2026年上半期の牛肉輸入量は高水準で推移し、同時期で過去最高水準となっている。中国商務部は26年6月、豪州産牛肉に対してセーフガード(SG)を発動した
(注1)。同部は同年7月22日、中国向けの最大の供給国であるブラジル産牛肉も26年の割当数量110万6000トンのうち、80%を消化したと発表した。25年の同国産輸入量は、輸入量全体の52%に相当する145万8439トンであった(図)。

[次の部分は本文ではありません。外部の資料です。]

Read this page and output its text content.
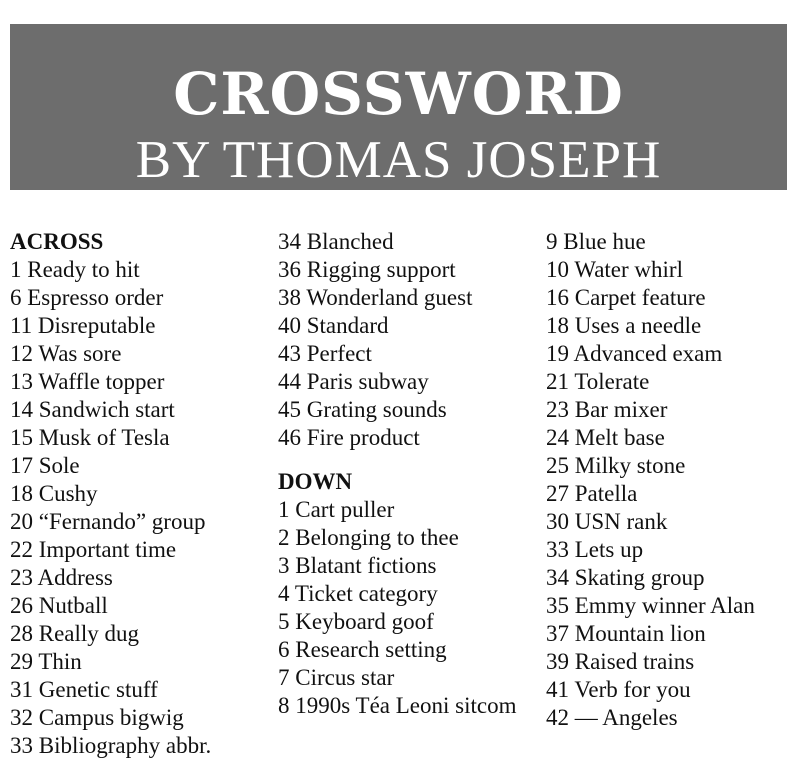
CROSSWORD
BY THOMAS JOSEPH
ACROSS
1 Ready to hit
6 Espresso order
11 Disreputable
12 Was sore
13 Waffle topper
14 Sandwich start
15 Musk of Tesla
17 Sole
18 Cushy
20 “Fernando” group
22 Important time
23 Address
26 Nutball
28 Really dug
29 Thin
31 Genetic stuff
32 Campus bigwig
33 Bibliography abbr.
34 Blanched
36 Rigging support
38 Wonderland guest
40 Standard
43 Perfect
44 Paris subway
45 Grating sounds
46 Fire product
DOWN
1 Cart puller
2 Belonging to thee
3 Blatant fictions
4 Ticket category
5 Keyboard goof
6 Research setting
7 Circus star
8 1990s Téa Leoni sitcom
9 Blue hue
10 Water whirl
16 Carpet feature
18 Uses a needle
19 Advanced exam
21 Tolerate
23 Bar mixer
24 Melt base
25 Milky stone
27 Patella
30 USN rank
33 Lets up
34 Skating group
35 Emmy winner Alan
37 Mountain lion
39 Raised trains
41 Verb for you
42 — Angeles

中国政府による輸入管理強化を背景に、市場では主要輸入先の輸入割当枠消化が急速に進んだためとされ
(注2)、下半期以降の供給構造変化への警戒感が強まっている。
両国の中国牛肉市場における存在感は大きい。ブラジル産牛肉は価格優位性と安定した供給力を背景に、手ごろな価格帯の冷凍牛肉として、国内のスーパーマーケットや外食産業の中級消費市場で重要な位置を占めている。一方、豪州産牛肉は高価格帯の商品を中心に一定の市場を形成している。
(注1)2026年6月19日に中国政府は豪州産牛肉に対しSGを発動。詳細は海外情報「中国、豪州産牛肉に対しセーフガードを発動(豪州)」をご参照ください。
(注2)中国語で「配額搶走」、輸入枠先取り競争を意味する。国内の輸入企業が関税割当制度に基づき、前倒しで集中的に輸入契約や調達を行った動きであり、業界で広くみられた現象を指す。